Para começar, é importante indicar que de acordo com o disposto no Anexo 13 à Convenção sobre Aviação Civil Internacional, “O único objetivo da investigação de acidentes ou incidentes, será
a prevenção de futuros acidentes e incidentes”.
Recomendações de Segurança Operacional, resultante do processo técnico da investigação, Eles não se destinam a criar uma presunção de culpa ou responsabilidade.
Relatório final do acidente com o Airbus A320neo da LATAM – bombeiros
As informações aqui apresentadas são as mesmas do relatório final publicado pela autoridade peruana..
O passado 18 novembro 2022, uma aeronave Airbus A320-200, matrícula CC-BHB, operado pela empresa LATAM Peru, sofreu um acidente aéreo enquanto estiver separado de Lima, Peru na pista 16L em direção a Juliaca como voo LPE2213.
Depois que a aeronave se moveu 1,200 mts. ca.. e com 243 Km/hora 131 nós, colide com a Viatura de Resgate R3 que entrou na pista quando se deslocava rapidamente do novo Quartel dos Bombeiros Aeronáuticos, na execução de um ETR.

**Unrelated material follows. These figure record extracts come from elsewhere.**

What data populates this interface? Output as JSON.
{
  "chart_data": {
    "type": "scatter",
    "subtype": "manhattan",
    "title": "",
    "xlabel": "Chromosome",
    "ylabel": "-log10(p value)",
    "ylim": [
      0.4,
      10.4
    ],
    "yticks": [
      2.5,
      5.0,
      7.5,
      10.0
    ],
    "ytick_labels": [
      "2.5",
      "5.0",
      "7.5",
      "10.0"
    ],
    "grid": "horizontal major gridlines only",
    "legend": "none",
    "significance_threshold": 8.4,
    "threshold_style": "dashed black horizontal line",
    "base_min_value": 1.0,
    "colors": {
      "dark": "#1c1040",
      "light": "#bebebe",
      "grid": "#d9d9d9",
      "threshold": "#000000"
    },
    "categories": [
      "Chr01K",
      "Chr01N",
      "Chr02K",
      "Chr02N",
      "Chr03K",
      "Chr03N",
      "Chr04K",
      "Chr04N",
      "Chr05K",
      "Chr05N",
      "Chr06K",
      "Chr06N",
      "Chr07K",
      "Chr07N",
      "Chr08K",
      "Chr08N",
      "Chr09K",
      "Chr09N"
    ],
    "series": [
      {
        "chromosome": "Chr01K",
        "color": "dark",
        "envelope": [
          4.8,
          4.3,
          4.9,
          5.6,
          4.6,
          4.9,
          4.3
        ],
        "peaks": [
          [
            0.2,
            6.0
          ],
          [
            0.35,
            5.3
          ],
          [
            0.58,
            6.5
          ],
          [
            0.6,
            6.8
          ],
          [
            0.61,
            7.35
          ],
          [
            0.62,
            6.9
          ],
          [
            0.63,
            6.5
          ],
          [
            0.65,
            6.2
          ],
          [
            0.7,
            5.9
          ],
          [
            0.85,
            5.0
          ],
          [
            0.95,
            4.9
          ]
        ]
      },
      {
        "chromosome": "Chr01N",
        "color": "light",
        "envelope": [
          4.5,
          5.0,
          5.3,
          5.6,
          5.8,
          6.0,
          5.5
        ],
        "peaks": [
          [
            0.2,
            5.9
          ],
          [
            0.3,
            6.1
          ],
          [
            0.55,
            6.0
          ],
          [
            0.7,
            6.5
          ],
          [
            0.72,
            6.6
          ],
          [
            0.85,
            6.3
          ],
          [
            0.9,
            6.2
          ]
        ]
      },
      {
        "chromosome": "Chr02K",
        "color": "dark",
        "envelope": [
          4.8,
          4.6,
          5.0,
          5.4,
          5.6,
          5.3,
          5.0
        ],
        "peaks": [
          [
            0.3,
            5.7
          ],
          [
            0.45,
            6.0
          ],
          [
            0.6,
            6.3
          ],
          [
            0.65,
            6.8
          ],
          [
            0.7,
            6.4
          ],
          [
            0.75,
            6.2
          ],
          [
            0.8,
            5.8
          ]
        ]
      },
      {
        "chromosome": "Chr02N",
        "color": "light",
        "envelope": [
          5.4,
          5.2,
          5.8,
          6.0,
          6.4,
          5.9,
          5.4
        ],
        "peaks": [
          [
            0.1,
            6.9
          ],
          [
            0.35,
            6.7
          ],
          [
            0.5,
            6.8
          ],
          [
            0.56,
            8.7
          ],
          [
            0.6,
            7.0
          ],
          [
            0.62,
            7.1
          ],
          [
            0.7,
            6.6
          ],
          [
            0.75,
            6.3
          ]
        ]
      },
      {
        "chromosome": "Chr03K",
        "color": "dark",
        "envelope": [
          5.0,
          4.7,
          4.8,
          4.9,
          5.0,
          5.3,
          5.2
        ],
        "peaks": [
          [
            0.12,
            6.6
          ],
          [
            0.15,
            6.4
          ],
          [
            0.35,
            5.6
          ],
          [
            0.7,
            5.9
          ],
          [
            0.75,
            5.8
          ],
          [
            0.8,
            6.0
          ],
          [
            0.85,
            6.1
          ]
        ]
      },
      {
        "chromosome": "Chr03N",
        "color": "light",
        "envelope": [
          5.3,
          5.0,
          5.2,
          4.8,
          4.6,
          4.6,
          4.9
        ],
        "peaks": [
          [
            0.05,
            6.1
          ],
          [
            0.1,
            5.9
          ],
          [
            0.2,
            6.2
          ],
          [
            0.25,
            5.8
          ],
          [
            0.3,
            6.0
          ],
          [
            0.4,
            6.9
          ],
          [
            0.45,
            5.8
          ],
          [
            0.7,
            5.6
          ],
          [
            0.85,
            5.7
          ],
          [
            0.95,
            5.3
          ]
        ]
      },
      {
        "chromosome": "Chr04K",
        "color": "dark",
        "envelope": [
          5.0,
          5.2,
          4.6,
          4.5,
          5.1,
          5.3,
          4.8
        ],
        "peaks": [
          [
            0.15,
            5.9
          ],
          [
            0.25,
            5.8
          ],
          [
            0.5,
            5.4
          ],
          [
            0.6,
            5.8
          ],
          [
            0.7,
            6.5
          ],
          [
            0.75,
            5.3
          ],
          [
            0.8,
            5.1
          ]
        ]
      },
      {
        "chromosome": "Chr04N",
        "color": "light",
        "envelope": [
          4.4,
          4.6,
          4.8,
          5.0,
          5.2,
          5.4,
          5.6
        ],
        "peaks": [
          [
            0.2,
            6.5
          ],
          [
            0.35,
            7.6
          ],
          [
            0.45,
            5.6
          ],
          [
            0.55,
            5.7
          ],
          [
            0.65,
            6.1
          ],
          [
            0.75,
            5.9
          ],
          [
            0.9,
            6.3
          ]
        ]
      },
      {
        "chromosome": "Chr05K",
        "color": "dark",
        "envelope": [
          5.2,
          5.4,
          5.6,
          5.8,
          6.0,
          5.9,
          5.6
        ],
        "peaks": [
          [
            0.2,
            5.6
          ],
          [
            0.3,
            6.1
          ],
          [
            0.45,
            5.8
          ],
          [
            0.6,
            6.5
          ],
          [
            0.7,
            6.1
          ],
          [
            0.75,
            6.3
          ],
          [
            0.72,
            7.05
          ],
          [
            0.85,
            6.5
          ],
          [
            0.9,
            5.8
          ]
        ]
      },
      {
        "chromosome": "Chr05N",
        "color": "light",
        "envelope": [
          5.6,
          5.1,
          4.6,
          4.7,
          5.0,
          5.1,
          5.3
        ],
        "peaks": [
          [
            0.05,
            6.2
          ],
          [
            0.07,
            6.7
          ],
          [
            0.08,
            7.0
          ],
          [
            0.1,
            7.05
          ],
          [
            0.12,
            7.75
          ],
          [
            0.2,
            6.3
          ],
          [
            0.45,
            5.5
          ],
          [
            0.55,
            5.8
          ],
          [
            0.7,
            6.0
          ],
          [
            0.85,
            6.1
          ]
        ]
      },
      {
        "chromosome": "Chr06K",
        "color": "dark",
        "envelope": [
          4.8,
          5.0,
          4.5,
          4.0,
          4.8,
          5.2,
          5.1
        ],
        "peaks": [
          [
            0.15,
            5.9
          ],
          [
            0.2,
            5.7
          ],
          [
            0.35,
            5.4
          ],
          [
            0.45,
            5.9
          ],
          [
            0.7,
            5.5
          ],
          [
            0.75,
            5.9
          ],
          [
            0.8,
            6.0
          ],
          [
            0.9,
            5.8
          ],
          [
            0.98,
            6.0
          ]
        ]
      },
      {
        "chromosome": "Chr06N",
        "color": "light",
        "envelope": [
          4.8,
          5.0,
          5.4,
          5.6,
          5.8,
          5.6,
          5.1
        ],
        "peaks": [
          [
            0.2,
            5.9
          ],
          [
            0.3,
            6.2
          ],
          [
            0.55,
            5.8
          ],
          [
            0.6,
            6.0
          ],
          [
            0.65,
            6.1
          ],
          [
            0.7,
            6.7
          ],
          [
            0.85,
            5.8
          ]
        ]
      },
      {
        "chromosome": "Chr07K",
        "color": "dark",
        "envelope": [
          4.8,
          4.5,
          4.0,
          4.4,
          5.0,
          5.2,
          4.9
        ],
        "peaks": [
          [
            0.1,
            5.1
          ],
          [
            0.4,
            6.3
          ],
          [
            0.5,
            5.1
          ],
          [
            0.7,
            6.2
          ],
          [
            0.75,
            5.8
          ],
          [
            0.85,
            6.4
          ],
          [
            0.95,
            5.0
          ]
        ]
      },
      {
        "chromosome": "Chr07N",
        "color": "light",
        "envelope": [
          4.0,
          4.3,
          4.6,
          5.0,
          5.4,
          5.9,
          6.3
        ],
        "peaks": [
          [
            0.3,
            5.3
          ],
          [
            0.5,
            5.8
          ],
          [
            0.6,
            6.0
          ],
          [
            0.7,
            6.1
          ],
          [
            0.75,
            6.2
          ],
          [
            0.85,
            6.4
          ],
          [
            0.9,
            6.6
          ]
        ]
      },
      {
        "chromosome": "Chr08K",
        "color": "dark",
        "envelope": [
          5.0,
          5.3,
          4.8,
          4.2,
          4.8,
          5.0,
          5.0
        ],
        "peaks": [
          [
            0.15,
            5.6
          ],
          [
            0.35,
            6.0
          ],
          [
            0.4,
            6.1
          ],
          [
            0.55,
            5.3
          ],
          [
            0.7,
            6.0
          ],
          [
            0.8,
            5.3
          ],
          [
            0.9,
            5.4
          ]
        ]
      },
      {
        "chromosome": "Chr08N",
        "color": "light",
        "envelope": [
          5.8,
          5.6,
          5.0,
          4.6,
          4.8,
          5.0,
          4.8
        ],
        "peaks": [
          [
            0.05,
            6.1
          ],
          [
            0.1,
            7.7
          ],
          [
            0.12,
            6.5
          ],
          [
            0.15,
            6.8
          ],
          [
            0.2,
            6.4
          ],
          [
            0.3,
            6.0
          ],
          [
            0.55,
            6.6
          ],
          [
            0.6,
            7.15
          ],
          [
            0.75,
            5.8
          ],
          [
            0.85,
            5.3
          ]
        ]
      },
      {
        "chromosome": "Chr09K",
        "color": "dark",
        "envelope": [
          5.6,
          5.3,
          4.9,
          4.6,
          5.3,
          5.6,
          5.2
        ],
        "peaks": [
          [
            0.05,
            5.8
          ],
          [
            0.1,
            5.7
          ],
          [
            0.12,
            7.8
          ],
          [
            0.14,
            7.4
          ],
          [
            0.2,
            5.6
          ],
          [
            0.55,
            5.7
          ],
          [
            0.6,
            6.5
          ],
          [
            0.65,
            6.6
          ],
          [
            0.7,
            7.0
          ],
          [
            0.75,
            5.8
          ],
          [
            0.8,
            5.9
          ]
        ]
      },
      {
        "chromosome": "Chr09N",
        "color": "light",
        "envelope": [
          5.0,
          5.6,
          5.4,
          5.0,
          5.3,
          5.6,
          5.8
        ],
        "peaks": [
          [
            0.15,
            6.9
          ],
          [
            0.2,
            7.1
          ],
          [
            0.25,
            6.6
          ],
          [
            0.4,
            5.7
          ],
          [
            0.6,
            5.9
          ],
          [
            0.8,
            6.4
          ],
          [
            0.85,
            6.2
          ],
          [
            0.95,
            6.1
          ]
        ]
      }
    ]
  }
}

Produto do forte impacto, o motor do lado direito da aeronave se soltou de seu suporte, O trem de pouso principal direito quebrou e a aeronave deslizou para a pista pela asa direita., combustível derramou e pegou fogo; além disso, O veículo de resgate R3 foi destruído.
A tripulação técnica executou os procedimentos de interrupção da decolagem e controlou a direção da aeronave até a parada.; A tripulação de cabine auxiliar conduziu a evacuação imediata de passageiros e tripulantes, depois que SSEI-LAP Rescue extinguiu o incêndio. Como consequência, dois morreram (02) de três (03) Bombeiros aeronáuticos que tripulavam o Veículo de Resgate R3, deixando o terceiro bombeiro gravemente ferido.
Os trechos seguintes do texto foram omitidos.